Jeu vidéo sorti en 2022. Le concept se rapproche du précédent jeu de Barlow auquel j’avais joué, Her Story : on dispose d’une masse de clips vidéos dans laquelle il va falloir rechercher des informations pour comprendre l’histoire. Dans Her Story il s’agissait d’interrogatoire de police et l’interface était textuelle. Ici, il s’agit des rushs non-montés des trois films dans laquelle a joué l’actrice Marissa Marcel, récemment redécouverts, et l’interface se fait en sélectionnant des éléments du film, pour atterrir dans une autre séquence contenant cet élément. Pour une personne apparaissant à l’écran ça va être une autre séquence où elle est présente, pour les objets ça va être un objet de la même catégorie (sélectionner une chaise peut faire arriver sur un autre modèle de chaise, une pomme sur un autre type de fruit, etc…).

Globalement, j’ai beaucoup aimé le concept, mais je suis moins convaincu par l’exécution. Par rapport à Her Story, la taille plus ambitieuse du jeu fait qu’on s’y perd un peu, et la navigation random d’une séquence à l’autre rend difficile d’avoir l’impression de maîtriser ce qui se passe. Idéalement j’aurais voulu pouvoir taguer les séquences, faire des collections dans lequel je les ordonne. Dans le genre « enquête dans des couches multiples d’histoires » j’ai trouvé que Return of the Obra Dinn avait une interface plus réussi pour laisser du contrôle à la joueuse. J’ai aussi déclenché la fin du jeu après avoir passé déjà un peu de temps dessus mais clairement pas compris l’histoire globale.
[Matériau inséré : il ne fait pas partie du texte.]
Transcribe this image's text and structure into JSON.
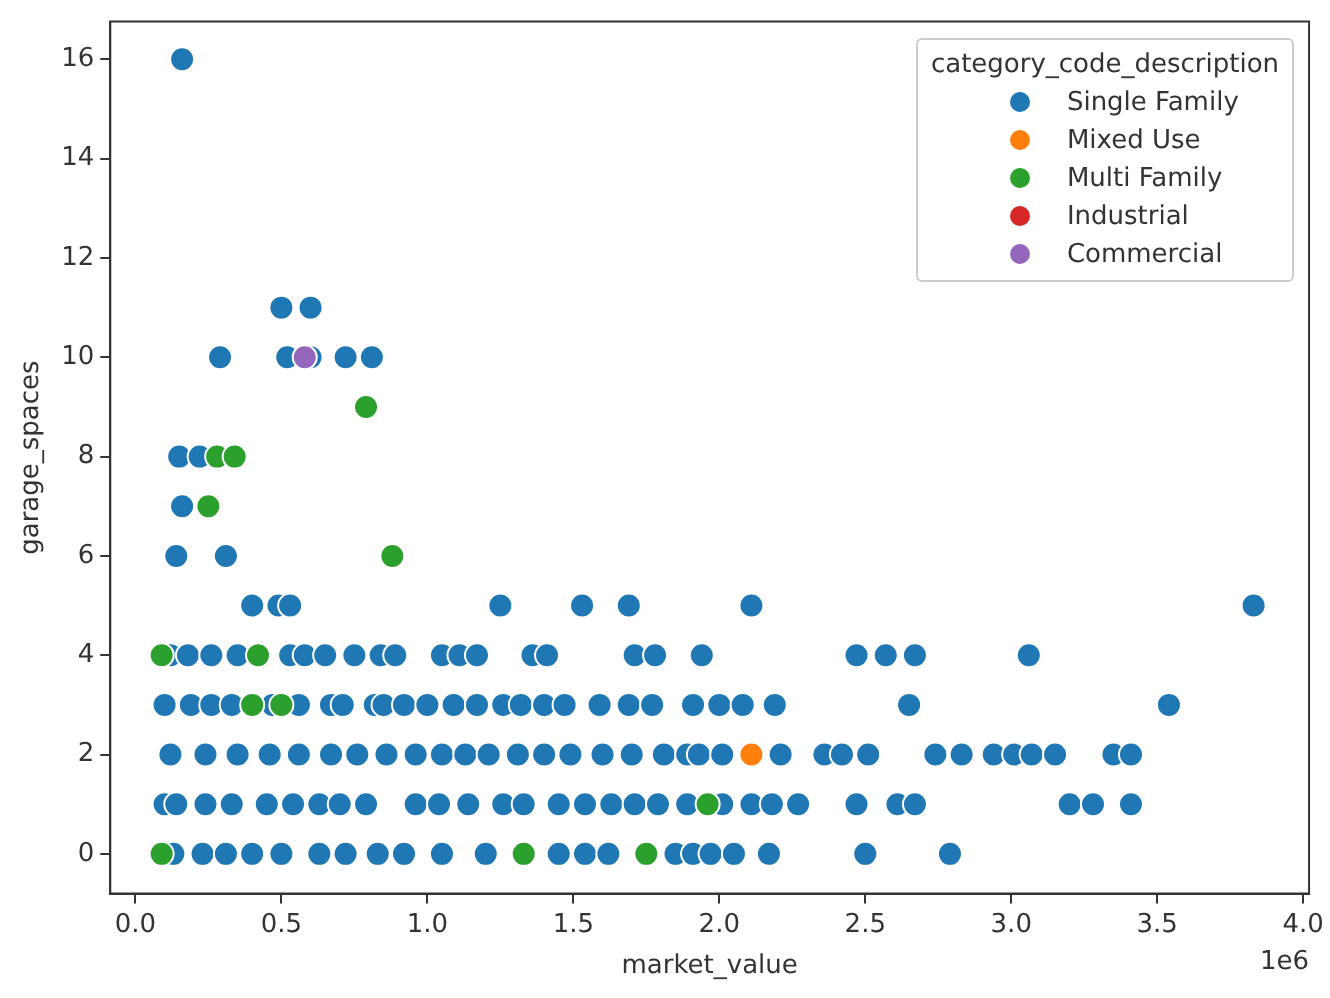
{
  "chart_data": {
    "type": "scatter",
    "xlabel": "market_value",
    "ylabel": "garage_spaces",
    "legend_title": "category_code_description",
    "legend": "top right",
    "grid": false,
    "marker": "circle",
    "xlim": [
      -0.086,
      4.02
    ],
    "ylim": [
      -0.8,
      16.76
    ],
    "xticks": [
      {
        "value": 0,
        "label": "0.0"
      },
      0.5,
      {
        "value": 1,
        "label": "1.0"
      },
      1.5,
      {
        "value": 2,
        "label": "2.0"
      },
      2.5,
      {
        "value": 3,
        "label": "3.0"
      },
      3.5,
      {
        "value": 4,
        "label": "4.0"
      }
    ],
    "yticks": [
      0,
      2,
      4,
      6,
      8,
      10,
      12,
      14,
      16
    ],
    "annotations": [
      "1e6"
    ],
    "series": [
      {
        "name": "Single Family",
        "color": "#1f77b4",
        "x": [
          0.16,
          0.29,
          0.52,
          0.6,
          0.72,
          0.81,
          0.5,
          0.6,
          0.15,
          0.22,
          0.16,
          0.14,
          0.31,
          0.4,
          0.49,
          0.53,
          1.25,
          1.53,
          1.69,
          2.11,
          3.83,
          0.12,
          0.18,
          0.26,
          0.35,
          0.53,
          0.58,
          0.65,
          0.75,
          0.84,
          0.89,
          1.05,
          1.11,
          1.17,
          1.36,
          1.41,
          1.71,
          1.78,
          1.94,
          2.47,
          2.57,
          2.67,
          3.06,
          0.1,
          0.19,
          0.26,
          0.33,
          0.47,
          0.56,
          0.67,
          0.71,
          0.82,
          0.85,
          0.92,
          1.0,
          1.09,
          1.17,
          1.26,
          1.32,
          1.4,
          1.47,
          1.59,
          1.69,
          1.77,
          1.91,
          2.0,
          2.08,
          2.19,
          2.65,
          3.54,
          0.12,
          0.24,
          0.35,
          0.46,
          0.56,
          0.67,
          0.76,
          0.86,
          0.96,
          1.05,
          1.13,
          1.21,
          1.31,
          1.4,
          1.49,
          1.6,
          1.7,
          1.81,
          1.89,
          1.93,
          2.01,
          2.21,
          2.36,
          2.42,
          2.51,
          2.74,
          2.83,
          2.94,
          3.01,
          3.07,
          3.15,
          3.35,
          3.41,
          0.1,
          0.14,
          0.24,
          0.33,
          0.45,
          0.54,
          0.63,
          0.7,
          0.79,
          0.96,
          1.04,
          1.14,
          1.26,
          1.33,
          1.45,
          1.54,
          1.63,
          1.71,
          1.79,
          1.89,
          2.01,
          2.11,
          2.18,
          2.27,
          2.47,
          2.61,
          2.67,
          3.2,
          3.28,
          3.41,
          0.13,
          0.23,
          0.31,
          0.4,
          0.5,
          0.63,
          0.72,
          0.83,
          0.92,
          1.05,
          1.2,
          1.45,
          1.54,
          1.62,
          1.85,
          1.91,
          1.97,
          2.05,
          2.17,
          2.5,
          2.79
        ],
        "values": [
          16,
          10,
          10,
          10,
          10,
          10,
          11,
          11,
          8,
          8,
          7,
          6,
          6,
          5,
          5,
          5,
          5,
          5,
          5,
          5,
          5,
          4,
          4,
          4,
          4,
          4,
          4,
          4,
          4,
          4,
          4,
          4,
          4,
          4,
          4,
          4,
          4,
          4,
          4,
          4,
          4,
          4,
          4,
          3,
          3,
          3,
          3,
          3,
          3,
          3,
          3,
          3,
          3,
          3,
          3,
          3,
          3,
          3,
          3,
          3,
          3,
          3,
          3,
          3,
          3,
          3,
          3,
          3,
          3,
          3,
          2,
          2,
          2,
          2,
          2,
          2,
          2,
          2,
          2,
          2,
          2,
          2,
          2,
          2,
          2,
          2,
          2,
          2,
          2,
          2,
          2,
          2,
          2,
          2,
          2,
          2,
          2,
          2,
          2,
          2,
          2,
          2,
          2,
          1,
          1,
          1,
          1,
          1,
          1,
          1,
          1,
          1,
          1,
          1,
          1,
          1,
          1,
          1,
          1,
          1,
          1,
          1,
          1,
          1,
          1,
          1,
          1,
          1,
          1,
          1,
          1,
          1,
          1,
          0,
          0,
          0,
          0,
          0,
          0,
          0,
          0,
          0,
          0,
          0,
          0,
          0,
          0,
          0,
          0,
          0,
          0,
          0,
          0,
          0
        ]
      },
      {
        "name": "Mixed Use",
        "color": "#ff7f0e",
        "x": [
          2.11
        ],
        "values": [
          2
        ]
      },
      {
        "name": "Multi Family",
        "color": "#2ca02c",
        "x": [
          0.09,
          0.42,
          0.4,
          0.5,
          0.09,
          1.33,
          1.75,
          1.96,
          0.25,
          0.88,
          0.28,
          0.34,
          0.79
        ],
        "values": [
          4,
          4,
          3,
          3,
          0,
          0,
          0,
          1,
          7,
          6,
          8,
          8,
          9
        ]
      },
      {
        "name": "Industrial",
        "color": "#d62728"
      },
      {
        "name": "Commercial",
        "color": "#9467bd",
        "x": [
          0.58
        ],
        "values": [
          10
        ]
      }
    ]
  }
}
Pour les points positifs par contre, la masse de travail pour réaliser le concept général est impressionnante (cet entretien avec Barlow réalisé par Libération est d’ailleurs fort intéressant). Les trois films rendent bien (moins convaincu par celui des années 90, mais les deux premiers, et surtout le premier donnent vraiment envie de voir les films montés, le grain de la pellicule est bien rendu, et tout le côté « comprendre à la fois l’histoire des films et via les éléments autour du tournage la vie des acteurs » est très cool. Je pense que pour améliorer le jeu il aurait fallu encore plus de séquence hors tournage, du type tournées promotionnelles ou autre pour avoir plus que la vies des acteurs principaux de détaillée, et avoir des intrigues juste sur la vie des gens en dehors de l’arc principal.

Globalement, concept de jeu original et qui veut le coup d’être testé, mais réalisation pas parfaite (masse d’info impressionnante, mais manque d’outil pour la traiter facilement). Je met le tag recommandé mais c’est « je recommande d’aller jeter un coup d’oeil au concept », pas « précipitez vous dessus ».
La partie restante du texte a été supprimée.